Ударяя пятками Каурого в теплые бока, Степан то громко стонал, то шептал сквозь зубы:
— Пог-годите вы… мерзавцы… воры…
Каурый, чуя толчки от пяток хозяина, бежал вскачь и весело подбрасывал задними ногами. Над головой нежно голубело небо, весенний ветерок дул в лицо.
Степан вдруг с нервной удалью гаркнул походную красноармейскую песню с гиком и свистом. Поля, голые, черные, бугристые, в легком лоске от недавних дождей, будто слушали, молчали и поддакивали: «Ну, ну, покричи, парень, покричи, ничего!..»
Наконец Степан остановился, спешился. Тень Каурого длинным пятном лежала на позолоченной солнцем полосе.
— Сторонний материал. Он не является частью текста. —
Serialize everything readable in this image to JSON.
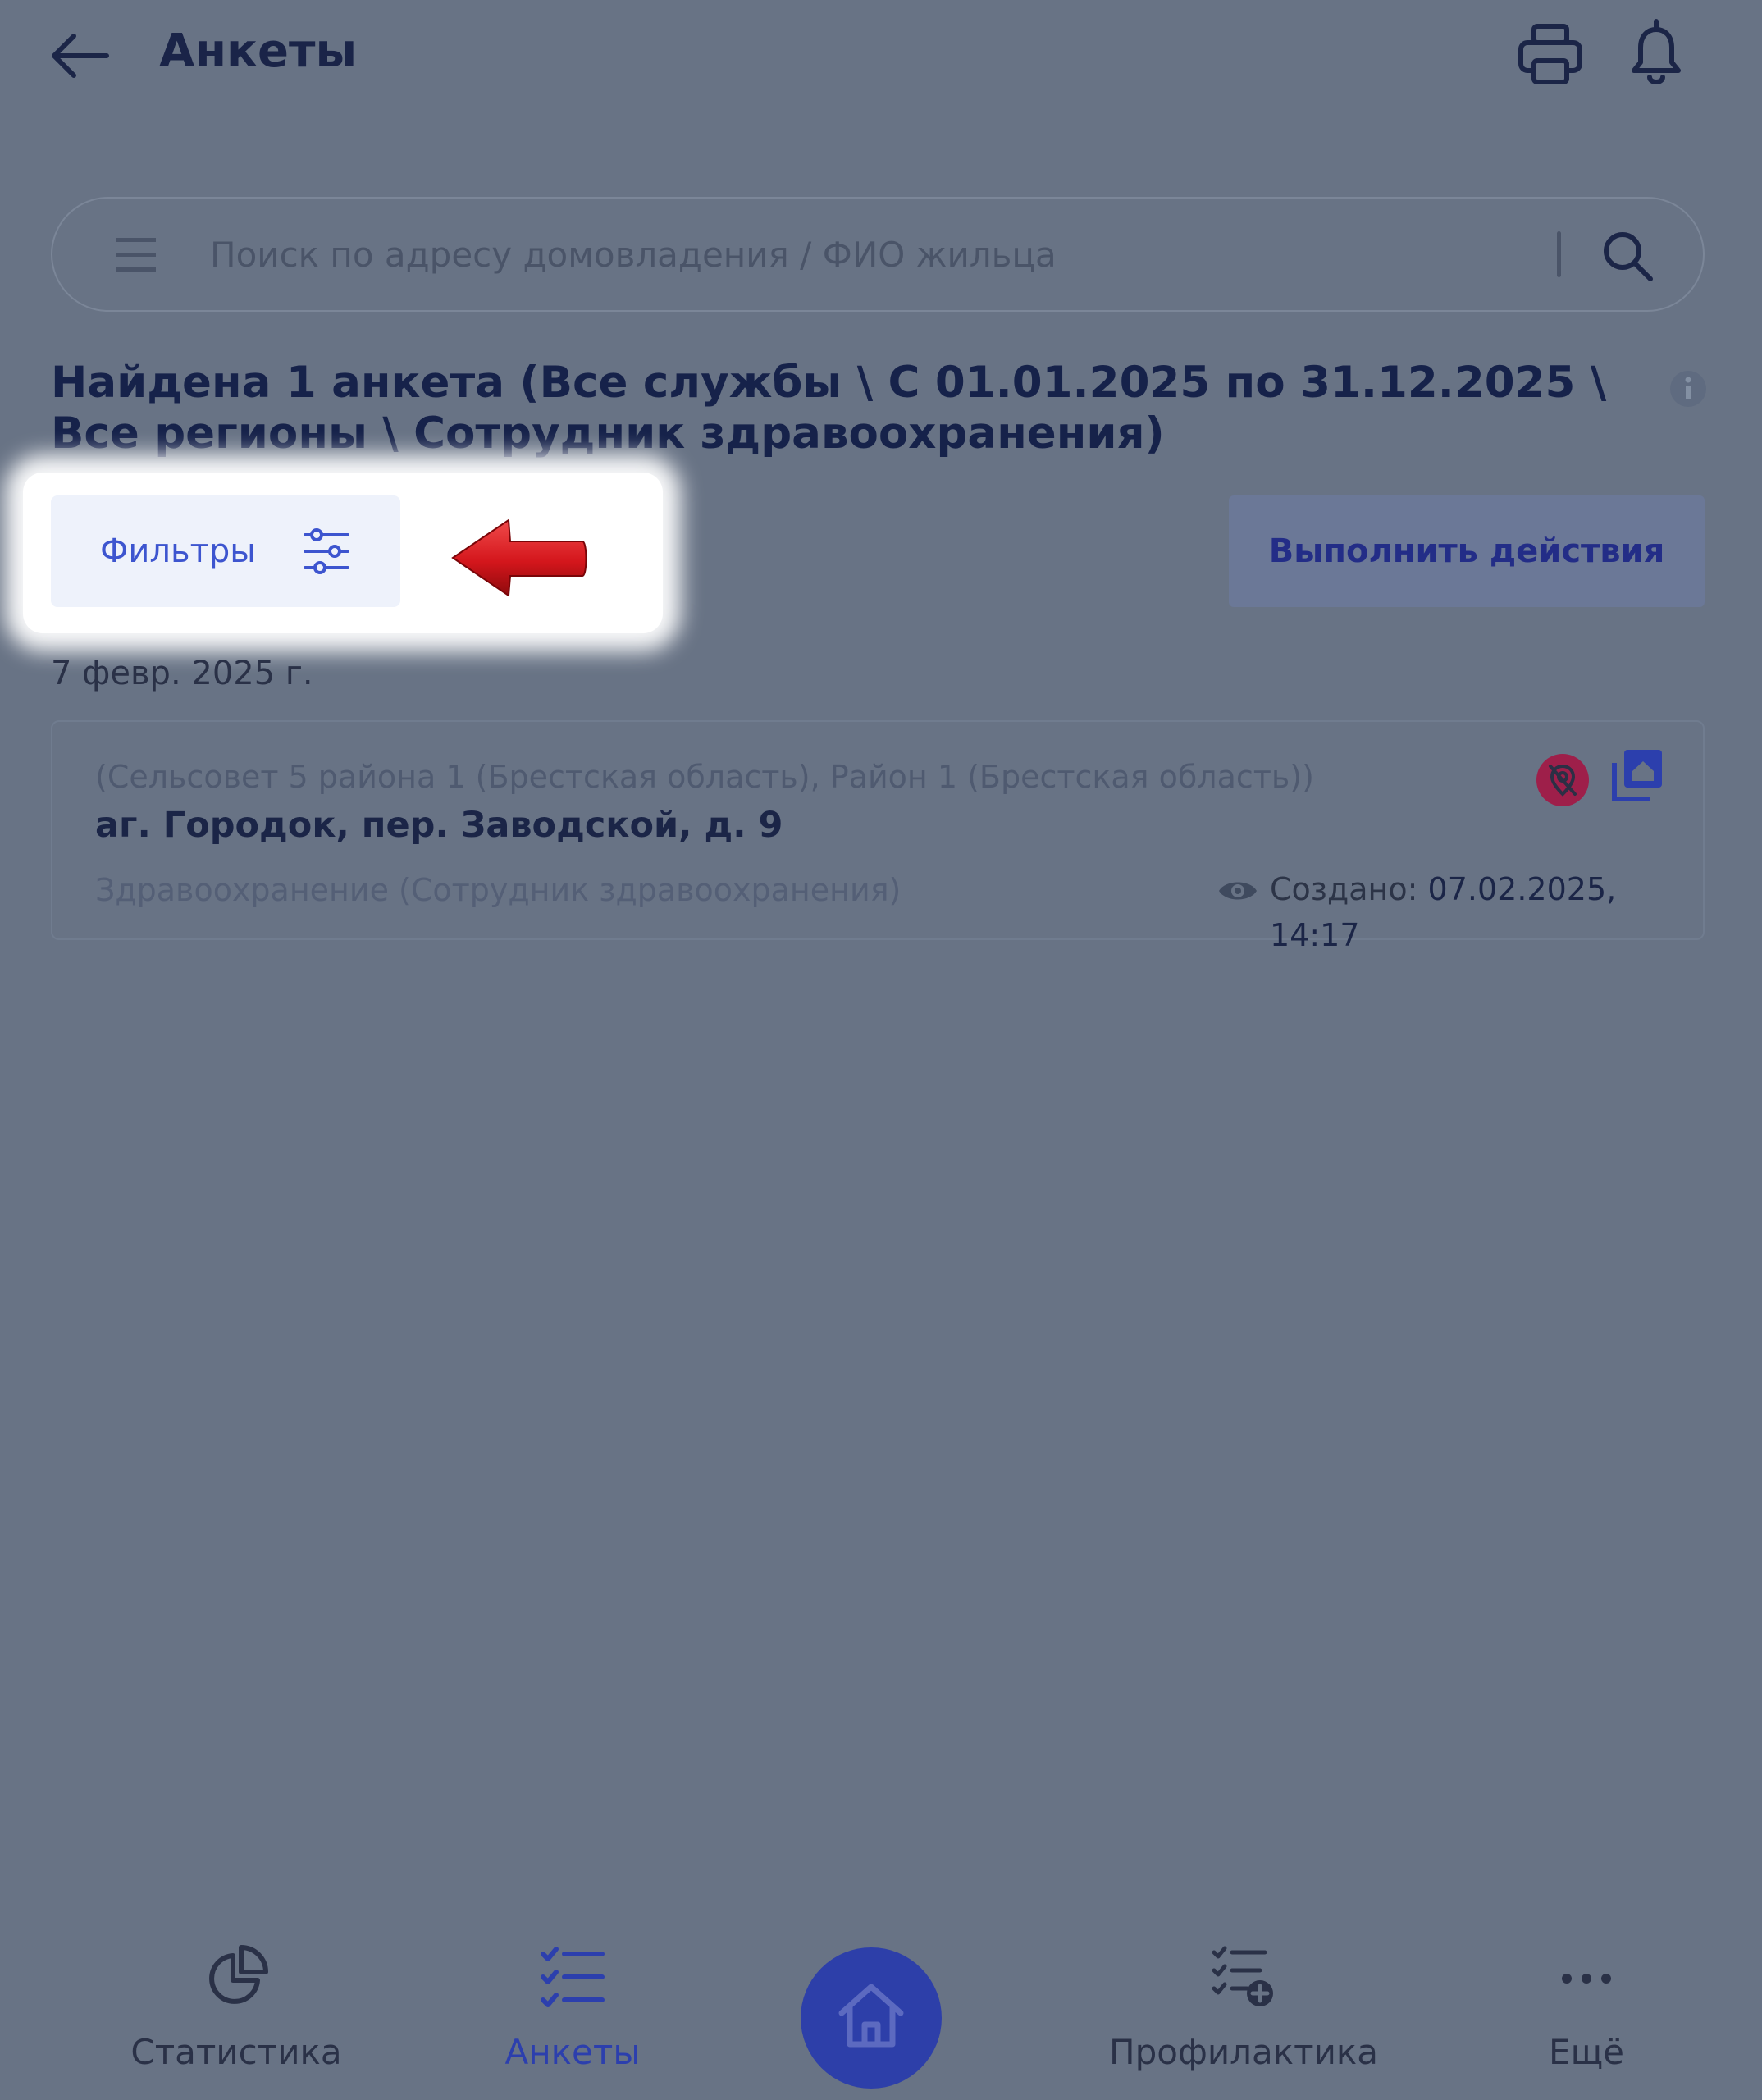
{
  "header": {
    "title": "Анкеты",
    "back_icon": "arrow-left-icon",
    "print_icon": "printer-icon",
    "bell_icon": "bell-icon"
  },
  "search": {
    "placeholder": "Поиск по адресу домовладения / ФИО жильца",
    "menu_icon": "hamburger-icon",
    "search_icon": "magnifier-icon"
  },
  "results": {
    "summary": "Найдена 1 анкета (Все службы \\ С 01.01.2025 по 31.12.2025 \\ Все регионы \\ Сотрудник здравоохранения)",
    "info_icon": "info-icon"
  },
  "toolbar": {
    "filters_label": "Фильтры",
    "filters_icon": "sliders-icon",
    "actions_label": "Выполнить действия"
  },
  "list": {
    "date_group": "7 февр. 2025 г.",
    "items": [
      {
        "area": "(Сельсовет 5 района 1 (Брестская область), Район 1 (Брестская область))",
        "address": "аг. Городок, пер. Заводской, д. 9",
        "service": "Здравоохранение (Сотрудник здравоохранения)",
        "created_label": "Создано:",
        "created_value": "07.02.2025, 14:17"
      }
    ]
  },
  "nav": {
    "items": [
      {
        "label": "Статистика",
        "icon": "pie-chart-icon"
      },
      {
        "label": "Анкеты",
        "icon": "checklist-icon",
        "active": true
      },
      {
        "label": "",
        "icon": "home-icon"
      },
      {
        "label": "Профилактика",
        "icon": "checklist-add-icon"
      },
      {
        "label": "Ещё",
        "icon": "more-dots-icon"
      }
    ]
  },
  "colors": {
    "overlay_bg": "#687385",
    "accent": "#3d55cf",
    "home_button": "#2d3fa9",
    "arrow": "#d4161c",
    "geo_badge": "#9e1f4a"
  }
}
Мягкие губы Каурого жевали и вздрагивали, будто конь, верный хозяйский помощник, вспоминал, как чужая равнодушная рука хлестала его по бокам, покрикивал неприветливо чухой голос и тоскливо было ему, Каурому.
И показалось Степану, что оба они с Каурым чуют сейчас одно. Он обнял вислогубую морду с выцветшей длинной гривой и прижал к своему плечу.
— Каурушко ты мо-ой…
Лошадь моргнула печально и, завернув парную губу, достала его руку, приласкала осторожно, тепло, по-человечьи. На крутогорье возле ручья, где солнце сквозь робко одетые ветки молодых берез весело пятнало зеленую травяную щетинку, Степан разостлал пиджак и лег. Каурого привязал к стволу. Не заметил, как повернулся на бок и заснул. Каурый стоял возле, глядя на лицо хозяина, и поматывал гривой.
Когда Марина, бледная, растрепанная, прибежала к Корзуниным, все поняли, что произошло. Старый Маркел, сидя за столом, бросил считать медяки и серебро, сгреб их в кучу и сказал только:
— Достукались… дурачье…
С самого начала в семье Корзуниных все знали, что Платон живет с Мариной… Но все, будто по уговору, ни в чем не мешали им, а напротив, даже потворствовали встречам. Вся причина была в том, что Платон находился на особом счету.
Уродился он голубоглазым, высоким, тонким, как болотная березка, лицом не по-мужски светел, а русые волосы курчавы и мягки, как чесаный лен. Злые языки говорили: Платон «чужой» у Корзуниных. Мать его Дарья Корзунина в молодости по торговым делам на ярмарки езживала часто одна-одинехонька. Была она тогда сильная, красивая. Болтали, будто Дарья познакомилась с кем-то в городе и Платона родила не мужу, а тому человеку, с кем слюбилась. Но никто наверняка ничего не знал. Говорили, что провинившуюся жену Маркел месяцами бил «смертным боем», но криков Дарьи никто из соседей не слышал. Только довольно долго не показывалась Дарья на улице, а когда наконец увидели ее покупатели за прилавком, сразу не узнали: так побледнела и подурнела жена Маркела Корзунина. Никто больше не слышал ее смеха, пропала и ее веселая говорливость. Она ходила теперь всегда в темном платке, низко спущенном на лицо, и потом все привыкли видеть ее такой. Никто не заметил, как она состарилась раньше времени и совсем перестала показываться на люди: так сильно заболела ногами, что надолго слегла. Старшие сыновья Маркела Корзунина и их жены говорили всем, что Дарья «до скончания жизни обезножила, лежит колодой, себе и родне в тягость».